Autre évocation mémorable, celle des retrouvailles de John ABBOTT et Martin KOSLEK, deux seconds rôles vétérans de l'Age d'Or, qui ne s'étaient guère fréquentés sur les plateaux et se trouvèrent tardivement réunis, le temps d'une soirée houleuse, par un jeune fan de Basil RATHBONE, avec qui tous deux avaient joué. Pour complaire au séduisant jeune homme, les deux vieux acteurs, qui n'avaient en commun que leur homosexualité, découvrirent en quelques heures l'étendue de leurs différences, particulièrement après que KOSLEK, alcoolique invétéré, eût frôlé le coma éthylique dans la demeure de son hôte !

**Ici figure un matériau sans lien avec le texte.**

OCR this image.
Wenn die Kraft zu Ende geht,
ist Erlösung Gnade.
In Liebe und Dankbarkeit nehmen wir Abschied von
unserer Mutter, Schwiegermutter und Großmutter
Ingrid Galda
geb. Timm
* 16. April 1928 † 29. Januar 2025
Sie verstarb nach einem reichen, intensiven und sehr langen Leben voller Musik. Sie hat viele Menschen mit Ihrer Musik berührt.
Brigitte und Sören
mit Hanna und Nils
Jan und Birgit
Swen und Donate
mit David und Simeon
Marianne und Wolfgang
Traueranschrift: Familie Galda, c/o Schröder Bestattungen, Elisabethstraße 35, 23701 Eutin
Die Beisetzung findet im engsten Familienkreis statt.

Martin KOSLEK et John ABBOTT

On savourera aussi les pages consacrées à Michael ARMSTRONG (réalisateur de La Marque du Diable, que DEL VALLE hébergea durant plusieurs mois à Los Angeles, lorsque le jeune metteur en scène et scénariste anglais tenta de s'y faire un nom), Curtis HARRINGTON (spécialiste du mélodrame gériatrique post-Baby Jane, qui fut aussi l'un des initiateurs du cinéma gay expérimental et indépendant des années 40, et un grand cinéaste Camp) ou l'extraordinaire Frances FAYE (chanteuse et pianiste de cabaret, bisexuelle flamboyante et vindicative, qui inspira aussi bien Judy GARLAND que Bette MIDLER ou les Beatles).


Curtis HARRINGTON


Curtis HARRINGTON dans son dernier film, le court-métrage Usher

En vérité, c'est chaque chapitre du livre qu'il faudrait citer, aussi le meilleur conseil que je puis vous donner est de le commander sans retard, et en toute confiance.
Sur amazon.fr (comptez un bon mois avant la livraison), ou directement auprès de l'éditeur, BearManor Media.